И так проходит эта великая и страшная сейчас ночь, ночь рождения Христа, ночь в подземных норах у христиан-убийц.
Две тысячи лет ты светишь, звезда Рождества, над землею, озаряя алтари, воздвигаемые человечеством Христу, и моря братской крови, которыми человечество заливает эти алтари две тысячи лет. Но никогда еще ты не озаряла такого гигантского человекоубийства, какое совершается теперь. Никогда еще Христос не был так ужасно поругаем, как сейчас, этой невероятной по своей жестокости и громадности бойней, совершаемой людьми, называющими себя христианами.
Называть Его, Великого Вестника Любви, Богом и встречать рождение Его с орудиями убийства в руках, устремленными в братское человеческое сердце, — сам дьявол не мог бы придумать что-нибудь безумнее и преступнее!
11 (24-го) декабря 1914 г.
ПАДАЛЬ
Он лежит, раздувшийся, с вывороченными шрапнелью наружу прорванными кишками, с ногами, раздробленными переехавшими через них колесами пушек.
Он лежит, покрытый грязью и запекшейся кровью. Вывалившиеся внутренности исклеваны воронами.
Он лежит, глядя остановившимися, широко раскрытыми в предсмертном ужасе невообразимого страданья глазами в немое небо, тяжелым саваном нависшее над ним.
Он был создан для жизни, для счастья. Долгие поколения — поколения с все выше и выше развивавшейся культурой — нужны были, чтобы создать этого высокоразвитого, многостороннего человека, это прекрасное, изящное, стройное тело с изумительным строением организма, с стальною сетью гибких мускулов, созданное для высшей духовной деятельности, для кипучего труда, полного силы и энергии.
С беспредельным вниманием, с бесконечной нежностью и заботой носила его в себе его мать. В тяжких муках (она едва не умерла от них) родила она его и безмерно была счастлива увидать его ослабевшими от мук глазами, увидать свое созданье, — новое чудное существо, которое она принесла в мир.
Всей силой своей любви, материнской безграничной заботы ока выхаживала его, такого слабого сначала. Она отвоевывала его от тяжких болезней, ночи не спя около пего, клубочком свернувшись у его ног.

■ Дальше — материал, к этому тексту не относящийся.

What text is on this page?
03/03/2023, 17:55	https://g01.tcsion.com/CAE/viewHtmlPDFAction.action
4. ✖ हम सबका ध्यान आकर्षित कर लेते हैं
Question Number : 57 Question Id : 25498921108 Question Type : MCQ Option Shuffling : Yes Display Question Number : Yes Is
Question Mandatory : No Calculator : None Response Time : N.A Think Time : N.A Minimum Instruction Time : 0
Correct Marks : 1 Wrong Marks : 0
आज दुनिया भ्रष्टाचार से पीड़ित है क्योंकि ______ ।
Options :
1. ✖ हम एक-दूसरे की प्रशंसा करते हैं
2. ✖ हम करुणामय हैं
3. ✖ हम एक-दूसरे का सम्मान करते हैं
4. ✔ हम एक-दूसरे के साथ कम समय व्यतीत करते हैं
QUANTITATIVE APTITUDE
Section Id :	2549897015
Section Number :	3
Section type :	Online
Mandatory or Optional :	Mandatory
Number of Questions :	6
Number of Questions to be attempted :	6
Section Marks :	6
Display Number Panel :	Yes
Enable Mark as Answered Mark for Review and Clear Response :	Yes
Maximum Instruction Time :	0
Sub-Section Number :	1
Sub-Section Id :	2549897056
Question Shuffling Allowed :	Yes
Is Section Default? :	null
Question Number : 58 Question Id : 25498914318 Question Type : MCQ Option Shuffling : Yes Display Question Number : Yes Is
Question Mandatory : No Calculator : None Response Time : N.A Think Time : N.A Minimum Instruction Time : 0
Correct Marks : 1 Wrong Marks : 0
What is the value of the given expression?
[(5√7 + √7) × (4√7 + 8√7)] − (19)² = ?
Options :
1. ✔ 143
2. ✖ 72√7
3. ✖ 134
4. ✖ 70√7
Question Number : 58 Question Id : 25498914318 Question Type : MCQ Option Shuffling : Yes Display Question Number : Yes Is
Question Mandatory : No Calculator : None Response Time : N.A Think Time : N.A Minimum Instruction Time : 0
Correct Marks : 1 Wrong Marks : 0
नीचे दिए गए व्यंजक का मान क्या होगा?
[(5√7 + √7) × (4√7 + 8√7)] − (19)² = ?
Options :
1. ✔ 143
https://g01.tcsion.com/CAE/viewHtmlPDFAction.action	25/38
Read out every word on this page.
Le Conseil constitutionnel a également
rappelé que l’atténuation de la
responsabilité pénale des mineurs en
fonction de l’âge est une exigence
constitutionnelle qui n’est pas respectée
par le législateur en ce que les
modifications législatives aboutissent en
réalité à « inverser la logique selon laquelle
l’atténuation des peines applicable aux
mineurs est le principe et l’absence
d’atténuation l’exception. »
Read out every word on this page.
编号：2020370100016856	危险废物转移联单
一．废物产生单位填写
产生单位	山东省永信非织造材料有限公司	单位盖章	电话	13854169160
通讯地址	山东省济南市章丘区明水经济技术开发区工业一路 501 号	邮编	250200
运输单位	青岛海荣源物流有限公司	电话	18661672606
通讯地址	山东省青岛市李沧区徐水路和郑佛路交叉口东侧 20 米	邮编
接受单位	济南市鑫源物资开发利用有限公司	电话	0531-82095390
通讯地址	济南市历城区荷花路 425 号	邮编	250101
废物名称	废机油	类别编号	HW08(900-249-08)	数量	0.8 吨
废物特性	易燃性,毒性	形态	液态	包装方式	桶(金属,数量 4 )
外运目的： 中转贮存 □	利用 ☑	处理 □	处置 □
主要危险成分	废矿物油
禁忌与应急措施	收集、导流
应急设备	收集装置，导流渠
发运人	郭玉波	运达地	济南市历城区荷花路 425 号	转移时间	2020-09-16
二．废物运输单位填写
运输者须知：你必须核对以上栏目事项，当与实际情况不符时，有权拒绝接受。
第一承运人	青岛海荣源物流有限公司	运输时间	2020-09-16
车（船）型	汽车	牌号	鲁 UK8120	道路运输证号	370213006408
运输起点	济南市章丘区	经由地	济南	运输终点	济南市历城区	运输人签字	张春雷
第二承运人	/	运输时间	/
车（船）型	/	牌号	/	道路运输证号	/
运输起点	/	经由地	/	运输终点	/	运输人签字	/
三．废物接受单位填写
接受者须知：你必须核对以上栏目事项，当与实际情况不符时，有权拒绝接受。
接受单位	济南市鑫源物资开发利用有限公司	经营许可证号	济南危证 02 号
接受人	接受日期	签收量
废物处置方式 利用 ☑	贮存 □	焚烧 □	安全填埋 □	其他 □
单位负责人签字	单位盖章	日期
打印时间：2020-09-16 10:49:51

Она спасала его своею грудью, своею молитвой, своею заботой. Он умирал и оживал под дыханием ее беспредельной материнской любви.
И когда, здоровенький, он лежал в своей кроватке в своих райских снах, она вставала несколько раз в ночь, чтобы окутать его, чтобы полюбоваться им, его ручками, разметавшимися по белоснежной подушке. Она целовала неслышно его пальчики. Она вся трепетала от счастья, глядя на улыбающиеся ямочки на его щечках. Она вдыхала, как чудный аромат, запах его тельца.